With the release of Nostal Lab, Klaha has clearly stepped away from the monumental shadow of Malice Mizer and even distanced himself from his work as the vocalist of Pride of Mind. His first album is unlike anything else he has created before.

I would define Nostal Lab as pop, but it's not super-pika-pika-bubbly run-of-the-mill. Klaha definitely put some serious thought into his songwriting, and it shows through the unique collection of songs that comprise this work. The album itself consists of three instrumental tracks, all titled something Prism, and nine vocal ones, all of which are driven by his strong voice.

Standout songs include tracks four, seven, and nine. The Spanish-flavored romance Red Room ~garasu no hana~ begins with Klaha accompanied by an acoustic guitar, and they are joined by the percussion and an electric guitar. In contrast, the first 44 seconds of Kiseki no koe are sung quietly, a cappella, slowly increasing in volume and intensity, highlighting Klaha's passionate style. The title of Most Entertaining Song may very well belong to the zoot-suit riot Chameleon no seppun, with its saxophone, trumpets, clear drumline, and sassy attitude. Another notable is Scape ~with transparent wings~.My personal favorites are Penguin and Green ~tsutaetai omoi~.

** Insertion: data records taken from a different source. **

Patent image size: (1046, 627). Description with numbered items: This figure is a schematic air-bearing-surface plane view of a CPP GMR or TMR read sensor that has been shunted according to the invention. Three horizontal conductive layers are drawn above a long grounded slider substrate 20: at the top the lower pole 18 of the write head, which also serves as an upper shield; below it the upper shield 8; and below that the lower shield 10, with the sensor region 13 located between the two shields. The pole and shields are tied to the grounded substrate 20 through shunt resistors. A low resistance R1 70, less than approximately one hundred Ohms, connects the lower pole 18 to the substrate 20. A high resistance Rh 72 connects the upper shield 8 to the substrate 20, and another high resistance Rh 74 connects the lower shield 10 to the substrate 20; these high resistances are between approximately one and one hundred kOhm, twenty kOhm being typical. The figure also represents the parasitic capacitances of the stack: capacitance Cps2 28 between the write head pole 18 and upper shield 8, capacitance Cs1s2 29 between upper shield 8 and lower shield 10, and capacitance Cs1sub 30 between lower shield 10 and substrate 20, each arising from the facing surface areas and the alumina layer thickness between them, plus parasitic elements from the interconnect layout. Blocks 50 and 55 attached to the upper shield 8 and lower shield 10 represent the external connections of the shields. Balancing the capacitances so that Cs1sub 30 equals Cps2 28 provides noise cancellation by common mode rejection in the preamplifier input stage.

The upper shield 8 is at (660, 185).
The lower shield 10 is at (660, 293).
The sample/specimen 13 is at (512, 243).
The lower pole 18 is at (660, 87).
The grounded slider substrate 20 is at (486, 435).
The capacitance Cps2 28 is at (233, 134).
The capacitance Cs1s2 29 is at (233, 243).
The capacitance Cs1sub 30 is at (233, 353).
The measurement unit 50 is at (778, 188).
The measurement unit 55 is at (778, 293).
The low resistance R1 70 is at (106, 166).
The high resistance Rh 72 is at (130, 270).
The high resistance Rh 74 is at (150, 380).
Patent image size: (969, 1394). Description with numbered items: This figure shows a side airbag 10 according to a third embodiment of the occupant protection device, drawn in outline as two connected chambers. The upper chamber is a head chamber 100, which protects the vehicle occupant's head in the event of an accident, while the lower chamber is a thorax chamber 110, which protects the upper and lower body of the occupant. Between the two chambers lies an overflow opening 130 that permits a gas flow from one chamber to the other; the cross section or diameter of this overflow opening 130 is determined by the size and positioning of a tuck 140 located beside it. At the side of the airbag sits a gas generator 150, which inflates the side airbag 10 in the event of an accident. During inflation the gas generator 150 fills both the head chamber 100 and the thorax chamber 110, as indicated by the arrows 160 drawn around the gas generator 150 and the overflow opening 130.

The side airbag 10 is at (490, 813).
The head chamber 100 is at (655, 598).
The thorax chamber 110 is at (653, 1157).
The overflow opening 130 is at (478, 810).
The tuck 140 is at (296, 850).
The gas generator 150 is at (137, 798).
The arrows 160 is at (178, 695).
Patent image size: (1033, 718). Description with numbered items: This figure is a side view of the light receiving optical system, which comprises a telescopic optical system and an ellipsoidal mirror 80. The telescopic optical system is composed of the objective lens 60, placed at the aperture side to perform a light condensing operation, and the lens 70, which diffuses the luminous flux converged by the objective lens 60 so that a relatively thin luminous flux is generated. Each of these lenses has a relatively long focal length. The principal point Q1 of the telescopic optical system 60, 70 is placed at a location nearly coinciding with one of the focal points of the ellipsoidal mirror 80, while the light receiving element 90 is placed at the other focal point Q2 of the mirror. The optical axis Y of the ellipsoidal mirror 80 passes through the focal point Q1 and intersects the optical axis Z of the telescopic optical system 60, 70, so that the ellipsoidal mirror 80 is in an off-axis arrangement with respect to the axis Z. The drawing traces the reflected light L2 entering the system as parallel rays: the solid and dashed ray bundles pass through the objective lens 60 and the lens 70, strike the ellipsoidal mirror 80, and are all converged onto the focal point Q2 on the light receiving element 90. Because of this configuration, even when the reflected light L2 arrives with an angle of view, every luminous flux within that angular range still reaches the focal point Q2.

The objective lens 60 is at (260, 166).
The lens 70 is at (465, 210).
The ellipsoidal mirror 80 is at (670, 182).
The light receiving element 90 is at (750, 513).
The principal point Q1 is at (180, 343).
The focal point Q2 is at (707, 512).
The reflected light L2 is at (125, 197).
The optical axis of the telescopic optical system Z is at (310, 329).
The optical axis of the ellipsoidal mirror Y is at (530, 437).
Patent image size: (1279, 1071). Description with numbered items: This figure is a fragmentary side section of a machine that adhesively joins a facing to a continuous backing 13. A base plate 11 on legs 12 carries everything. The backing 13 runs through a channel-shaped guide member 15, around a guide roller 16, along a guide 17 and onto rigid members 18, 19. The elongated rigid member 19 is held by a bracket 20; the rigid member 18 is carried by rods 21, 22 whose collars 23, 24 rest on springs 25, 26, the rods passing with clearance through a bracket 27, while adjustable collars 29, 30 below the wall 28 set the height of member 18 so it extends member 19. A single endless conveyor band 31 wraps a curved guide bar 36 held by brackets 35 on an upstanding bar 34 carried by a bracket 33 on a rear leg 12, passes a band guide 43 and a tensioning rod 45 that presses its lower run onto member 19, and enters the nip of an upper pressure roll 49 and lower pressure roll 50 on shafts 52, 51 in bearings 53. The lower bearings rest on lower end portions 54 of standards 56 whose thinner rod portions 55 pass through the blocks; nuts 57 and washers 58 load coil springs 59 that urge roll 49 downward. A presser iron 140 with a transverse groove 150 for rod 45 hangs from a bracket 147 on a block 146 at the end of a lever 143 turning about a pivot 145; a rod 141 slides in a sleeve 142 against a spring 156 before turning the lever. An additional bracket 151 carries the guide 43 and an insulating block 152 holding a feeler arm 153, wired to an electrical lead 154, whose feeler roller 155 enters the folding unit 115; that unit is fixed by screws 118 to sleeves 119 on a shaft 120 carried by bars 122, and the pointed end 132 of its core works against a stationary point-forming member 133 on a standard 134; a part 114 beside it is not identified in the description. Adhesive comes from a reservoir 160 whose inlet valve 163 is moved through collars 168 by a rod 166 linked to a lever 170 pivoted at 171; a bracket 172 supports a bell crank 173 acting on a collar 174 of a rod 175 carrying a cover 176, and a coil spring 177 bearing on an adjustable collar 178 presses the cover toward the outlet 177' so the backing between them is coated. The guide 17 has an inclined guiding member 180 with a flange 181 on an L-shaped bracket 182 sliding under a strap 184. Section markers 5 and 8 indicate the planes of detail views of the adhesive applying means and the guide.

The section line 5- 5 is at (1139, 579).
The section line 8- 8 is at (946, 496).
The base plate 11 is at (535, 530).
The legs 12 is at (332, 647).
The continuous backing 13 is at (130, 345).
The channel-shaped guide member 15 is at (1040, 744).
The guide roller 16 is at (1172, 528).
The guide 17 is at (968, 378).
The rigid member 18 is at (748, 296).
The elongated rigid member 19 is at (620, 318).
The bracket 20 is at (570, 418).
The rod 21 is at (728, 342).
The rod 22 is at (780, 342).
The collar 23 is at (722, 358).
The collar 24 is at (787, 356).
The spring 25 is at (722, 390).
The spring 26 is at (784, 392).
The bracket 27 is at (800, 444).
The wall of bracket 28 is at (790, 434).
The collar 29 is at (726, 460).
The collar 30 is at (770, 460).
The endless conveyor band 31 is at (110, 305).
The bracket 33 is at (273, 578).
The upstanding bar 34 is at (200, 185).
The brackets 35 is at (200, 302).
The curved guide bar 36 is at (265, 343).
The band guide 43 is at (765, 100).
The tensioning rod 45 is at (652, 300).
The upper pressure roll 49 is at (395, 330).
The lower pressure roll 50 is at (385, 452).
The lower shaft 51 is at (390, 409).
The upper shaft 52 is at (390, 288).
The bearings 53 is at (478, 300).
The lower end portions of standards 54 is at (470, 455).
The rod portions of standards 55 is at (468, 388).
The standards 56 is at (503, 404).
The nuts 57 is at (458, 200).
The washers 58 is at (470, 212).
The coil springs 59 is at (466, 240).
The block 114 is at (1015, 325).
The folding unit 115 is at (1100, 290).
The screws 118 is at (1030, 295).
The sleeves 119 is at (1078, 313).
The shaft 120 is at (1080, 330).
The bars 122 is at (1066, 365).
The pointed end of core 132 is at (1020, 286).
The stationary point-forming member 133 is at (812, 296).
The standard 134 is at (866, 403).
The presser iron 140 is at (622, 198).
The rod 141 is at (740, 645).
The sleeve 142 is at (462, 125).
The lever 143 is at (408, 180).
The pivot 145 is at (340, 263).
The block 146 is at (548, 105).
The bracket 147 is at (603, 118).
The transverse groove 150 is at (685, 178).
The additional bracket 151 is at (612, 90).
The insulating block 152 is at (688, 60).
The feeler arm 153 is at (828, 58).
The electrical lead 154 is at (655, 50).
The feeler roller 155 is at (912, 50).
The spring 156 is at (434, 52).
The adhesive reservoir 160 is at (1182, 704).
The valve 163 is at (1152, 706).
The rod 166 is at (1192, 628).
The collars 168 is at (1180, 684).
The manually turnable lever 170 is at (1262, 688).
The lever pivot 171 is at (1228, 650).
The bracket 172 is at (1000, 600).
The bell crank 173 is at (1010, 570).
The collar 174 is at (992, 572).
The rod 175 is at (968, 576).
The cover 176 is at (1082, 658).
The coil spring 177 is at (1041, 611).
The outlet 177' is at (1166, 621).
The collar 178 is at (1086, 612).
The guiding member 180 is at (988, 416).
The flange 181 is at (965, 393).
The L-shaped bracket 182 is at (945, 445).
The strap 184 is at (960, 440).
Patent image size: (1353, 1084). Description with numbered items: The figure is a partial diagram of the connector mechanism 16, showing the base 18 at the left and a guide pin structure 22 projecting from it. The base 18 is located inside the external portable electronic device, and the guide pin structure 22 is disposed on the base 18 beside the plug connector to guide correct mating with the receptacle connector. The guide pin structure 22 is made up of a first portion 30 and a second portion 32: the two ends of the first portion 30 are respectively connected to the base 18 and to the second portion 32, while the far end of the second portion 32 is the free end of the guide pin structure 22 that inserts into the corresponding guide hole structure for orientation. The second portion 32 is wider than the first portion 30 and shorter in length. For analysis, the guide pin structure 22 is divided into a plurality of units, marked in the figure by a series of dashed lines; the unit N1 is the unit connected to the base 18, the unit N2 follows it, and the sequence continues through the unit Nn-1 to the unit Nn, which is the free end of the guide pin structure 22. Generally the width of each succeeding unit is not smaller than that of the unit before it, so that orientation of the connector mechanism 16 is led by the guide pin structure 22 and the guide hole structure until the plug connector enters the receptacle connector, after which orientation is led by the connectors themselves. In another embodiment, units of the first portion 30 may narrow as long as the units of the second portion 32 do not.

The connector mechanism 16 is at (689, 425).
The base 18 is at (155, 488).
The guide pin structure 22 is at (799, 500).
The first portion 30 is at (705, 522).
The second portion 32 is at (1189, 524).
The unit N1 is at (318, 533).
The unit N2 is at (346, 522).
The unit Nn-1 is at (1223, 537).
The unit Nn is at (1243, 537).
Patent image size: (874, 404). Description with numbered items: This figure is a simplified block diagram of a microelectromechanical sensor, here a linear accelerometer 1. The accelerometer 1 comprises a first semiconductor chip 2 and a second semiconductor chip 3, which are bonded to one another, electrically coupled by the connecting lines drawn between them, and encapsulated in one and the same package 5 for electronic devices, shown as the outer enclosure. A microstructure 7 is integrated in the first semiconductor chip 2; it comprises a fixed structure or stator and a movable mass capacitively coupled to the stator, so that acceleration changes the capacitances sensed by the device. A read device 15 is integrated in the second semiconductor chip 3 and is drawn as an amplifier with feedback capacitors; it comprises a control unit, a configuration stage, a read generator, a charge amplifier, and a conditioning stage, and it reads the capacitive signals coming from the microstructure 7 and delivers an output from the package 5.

I will agree with others on the Malice Aftermath ML and say that I think the album's production detracts from the overall quality. I don't know which instruments are real and which are not, but in my opinion, the relatively little background music sometimes sounds thin and cheaply synthesized. Maybe it's intentional.

On the whole, I think this is a very solid first album, so i'll give it a B grade. The more I listen to it, the more it grows on me, and I will be certainly watching Klaha to see what he creates next.